Forse la specialità manipolatoria che l’autore aveva imparato era proprio quel gioco dei bussolotti con cui si apriva il manuale: la sua trattazione a riguardo superava qualunque cosa pubblicata in letteratura magica prima di allora ed era il materiale inedito di maggior pregio. William Vincent, d’altro canto, veniva menzionato da commentatori e verseggiatori dell’epoca specialmente in merito a numeri ginnici (chiamati feats of activity) o a numeri legati all’ingurgitare e vomitare spade e stiletti così come lunghi nastri colorati. Nel manuale le descrizioni di trucchi legati a queste abilità “fagocitatorie” erano relegate in due o tre brevi capitoli, nemmeno inediti e copiati insieme a molto altro materiale. Mentre alcuni noti prestigiatori suoi contemporanei erano ricordati esplicitamente per le abilità nella manipolazione e nello specifico nel gioco dei bussolotti (soggetto del manuale), William Vincent alias Hocus Pocus era invece citato di solito come “mangiatore di spade”.

“Hocus Pocus” non era solo un nome d’arte, ma anche una formula tradizionale e il sinonimo con cui – imitando burlescamente il latino – veniva definito il prestigiatore e il giocoliere nell’Inghilterra del XVII secolo, così come pure veniva usato nell’espressione riferita da Thomas Ady:

egli si faceva chiamare il più eccellente Hocus pocus di Sua Maestà, e così pure fu chiamato. (7) 
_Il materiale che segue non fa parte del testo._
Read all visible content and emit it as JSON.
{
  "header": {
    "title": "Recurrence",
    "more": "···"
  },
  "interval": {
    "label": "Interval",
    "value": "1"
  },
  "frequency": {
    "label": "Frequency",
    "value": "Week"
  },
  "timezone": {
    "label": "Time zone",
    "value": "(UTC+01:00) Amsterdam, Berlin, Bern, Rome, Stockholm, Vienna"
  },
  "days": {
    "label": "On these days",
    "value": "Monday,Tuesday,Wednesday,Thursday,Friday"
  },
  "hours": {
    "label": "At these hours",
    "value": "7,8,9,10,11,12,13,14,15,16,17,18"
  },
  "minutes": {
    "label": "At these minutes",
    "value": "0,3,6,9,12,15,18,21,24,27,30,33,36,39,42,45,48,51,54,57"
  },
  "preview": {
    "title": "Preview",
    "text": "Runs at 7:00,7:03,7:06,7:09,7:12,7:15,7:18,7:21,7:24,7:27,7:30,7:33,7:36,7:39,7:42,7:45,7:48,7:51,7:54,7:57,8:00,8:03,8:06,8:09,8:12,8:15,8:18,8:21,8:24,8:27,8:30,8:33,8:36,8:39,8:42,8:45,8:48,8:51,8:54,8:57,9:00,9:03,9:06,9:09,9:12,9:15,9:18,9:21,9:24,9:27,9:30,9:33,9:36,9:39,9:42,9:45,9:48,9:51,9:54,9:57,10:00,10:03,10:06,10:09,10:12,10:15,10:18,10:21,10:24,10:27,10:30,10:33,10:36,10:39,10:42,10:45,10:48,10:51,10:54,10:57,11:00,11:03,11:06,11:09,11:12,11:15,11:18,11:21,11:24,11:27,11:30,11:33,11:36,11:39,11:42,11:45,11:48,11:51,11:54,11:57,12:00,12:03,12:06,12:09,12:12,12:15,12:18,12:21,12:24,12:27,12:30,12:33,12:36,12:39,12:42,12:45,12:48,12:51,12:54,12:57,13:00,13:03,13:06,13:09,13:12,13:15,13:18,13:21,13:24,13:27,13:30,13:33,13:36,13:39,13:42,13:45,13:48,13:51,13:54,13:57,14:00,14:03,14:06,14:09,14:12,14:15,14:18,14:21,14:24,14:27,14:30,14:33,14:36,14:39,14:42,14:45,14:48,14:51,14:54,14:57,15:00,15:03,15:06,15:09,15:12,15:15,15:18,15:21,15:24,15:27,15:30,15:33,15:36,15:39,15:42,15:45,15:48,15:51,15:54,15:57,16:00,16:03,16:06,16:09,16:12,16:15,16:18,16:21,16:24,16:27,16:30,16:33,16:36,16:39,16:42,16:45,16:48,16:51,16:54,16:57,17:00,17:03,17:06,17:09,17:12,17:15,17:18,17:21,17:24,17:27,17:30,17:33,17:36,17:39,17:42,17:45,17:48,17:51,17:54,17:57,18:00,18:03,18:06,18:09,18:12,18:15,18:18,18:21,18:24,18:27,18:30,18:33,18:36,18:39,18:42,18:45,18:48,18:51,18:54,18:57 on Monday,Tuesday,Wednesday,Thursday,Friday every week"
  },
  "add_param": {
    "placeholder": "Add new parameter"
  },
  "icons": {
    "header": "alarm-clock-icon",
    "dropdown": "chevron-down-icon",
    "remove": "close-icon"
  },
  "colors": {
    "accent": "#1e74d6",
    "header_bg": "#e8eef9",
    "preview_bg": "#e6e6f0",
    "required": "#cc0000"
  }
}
Dunque tale formulazione enigmatica poteva alludere alla figura di un prestigiatore inglese in modo generico, e così pure lo si sarebbe potuto attribuire ad uno qualunque degli artisti ai cui spettacoli l’autore aveva assistito e dai quali aveva imparato. A ben ragione dunque egli si auto-titolava modestamente “Junior”, un appellativo che ne sottintendeva in una metaforica gerarchia il grado di “minore”. Comunque lo si consideri – titolo o pseudonimo – l’autore decise di utilizzare l’espressione in modo caricaturale e allusivo con l’evidente intento di mascherare la propria identità.

Forse la pubblicazione di un’opera monumentale dal titolo The Anatomy Of Melancholy (1621) di un intellettuale inglese, tale Robert Burton – che scrisse con lo pseudonimo di Democritus Junior – potrebbe aver ispirato l’autore nel formulare il titolo del libro e lo pseudonimo dietro cui celarsi. (8) 

Parodiando l’opera ben nota di Burton, egli avrebbe potuto indurre a leggere tra le righe del suo manuale una giocosità e una frivolezza di fondo, alludendo al confronto tra la “leggerezza” delle sue sessanta dilettevoli pagine e il “peso” delle oltre novecento del voluminoso trattato sulla “melancolia” (o depressione) di Burton. Questa verosimile ipotesi è comunque solo un intrigante congettura.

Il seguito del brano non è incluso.